Think tanks behind the effort to repeal the ban get at least $1 million from industry per year.

The push to ease the ban on U.S. crude oil exports is a well-funded effort akin to a presidential campaign in terms of its political machinery, a report finds.

Republican leaders in the U.S. House and Senate have moved various pieces of legislation meant to end the ban placed on U.S. crude oil exports after Arab members of the Organization of Petroleum Exporting Countries in the 1970s blocked their exports to the United States in response to Washington's support for Israel.

A report published in The New York Times finds the effort is a well-funded initiative supported in part by major Washington think thanks, like the American Enterprise Institute. The Brookings Institution, the report finds, was backed with more than $1 million a year by supporters of lifting the ban.
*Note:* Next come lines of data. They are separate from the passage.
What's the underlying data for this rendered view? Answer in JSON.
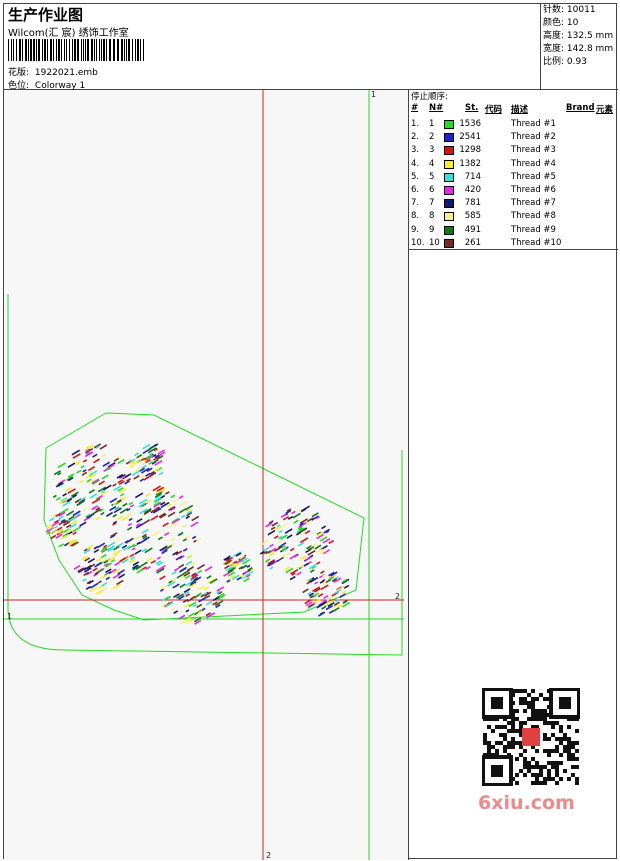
{
  "header": {
    "title": "生产作业图",
    "studio": "Wilcom(汇 宸) 绣饰工作室",
    "design_label": "花版:",
    "design_value": "1922021.emb",
    "colorway_label": "色位:",
    "colorway_value": "Colorway 1"
  },
  "stats": [
    {
      "label": "针数:",
      "value": "10011"
    },
    {
      "label": "颜色:",
      "value": "10"
    },
    {
      "label": "高度:",
      "value": "132.5 mm"
    },
    {
      "label": "宽度:",
      "value": "142.8 mm"
    },
    {
      "label": "比例:",
      "value": "0.93"
    }
  ],
  "legend": {
    "title": "停止顺序:",
    "columns": [
      "#",
      "N#",
      "St.",
      "代码",
      "描述",
      "Brand",
      "元素"
    ],
    "threads": [
      {
        "idx": "1.",
        "n": "1",
        "st": "1536",
        "desc": "Thread #1",
        "color": "#22dd22"
      },
      {
        "idx": "2.",
        "n": "2",
        "st": "2541",
        "desc": "Thread #2",
        "color": "#1a22cc"
      },
      {
        "idx": "3.",
        "n": "3",
        "st": "1298",
        "desc": "Thread #3",
        "color": "#dd1111"
      },
      {
        "idx": "4.",
        "n": "4",
        "st": "1382",
        "desc": "Thread #4",
        "color": "#f5ee22"
      },
      {
        "idx": "5.",
        "n": "5",
        "st": "714",
        "desc": "Thread #5",
        "color": "#33e0e0"
      },
      {
        "idx": "6.",
        "n": "6",
        "st": "420",
        "desc": "Thread #6",
        "color": "#ee22ee"
      },
      {
        "idx": "7.",
        "n": "7",
        "st": "781",
        "desc": "Thread #7",
        "color": "#101870"
      },
      {
        "idx": "8.",
        "n": "8",
        "st": "585",
        "desc": "Thread #8",
        "color": "#f8f080"
      },
      {
        "idx": "9.",
        "n": "9",
        "st": "491",
        "desc": "Thread #9",
        "color": "#117711"
      },
      {
        "idx": "10.",
        "n": "10",
        "st": "261",
        "desc": "Thread #10",
        "color": "#7a2a22"
      }
    ]
  },
  "guides": {
    "v1": "1",
    "v2": "2",
    "h1": "1",
    "h2": "2"
  },
  "watermark": "6xiu.com",
  "colors": {
    "red_guide": "#cc2222",
    "green_guide": "#22dd22"
  }
}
Louis Finkel, executive vice president for the American Petroleum Institute, told the newspaper the push to repeal the ban was a "campaign-style" movement on par with a major presidential campaign.
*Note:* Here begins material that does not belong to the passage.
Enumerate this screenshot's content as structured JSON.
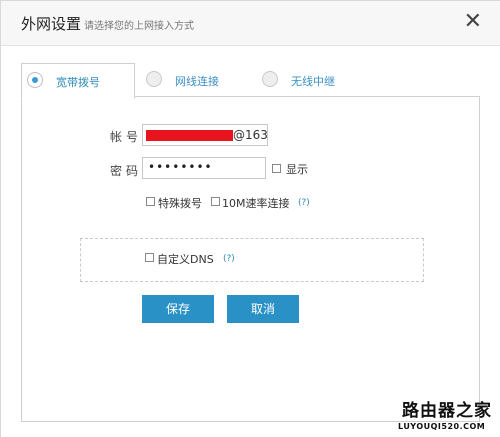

The Times finds API spent a considerable portion of its $70 million annual advertising budget on pro-export efforts.

A report from the Congressional Budget Office finds authorizing U.S. crude oil exports under a bill sponsored by U.S. Rep. Joe Barton, R-Texas, would increase the price of U.S. crude oil by around $2.50 per barrel during a period ending in 2025.

Those in the refining sector, who oppose lifting the ban, said consumers would take on most of the increase in the price per barrel through the price they pay for gasoline, which is about $1 per gallon less than when crude oil sold above the $100 mark last year.

Jay Hauck, executive director of the Consumers and Refiners United for Domestic Energy, or CRUDE, coalition, told the Times the crude oil export debate has become part of the fabric of the emerging political landscape.

"Nothing happens by coincidence in Washington," he said. "It is all very coordinated and scripted."

A report from the nonpartisan Congressional Research Service found some overseas refineries aren't designed to handle the lighter oils from the United States. Hauck said potential trade partners need U.S. fuel, not U.S. crude oil.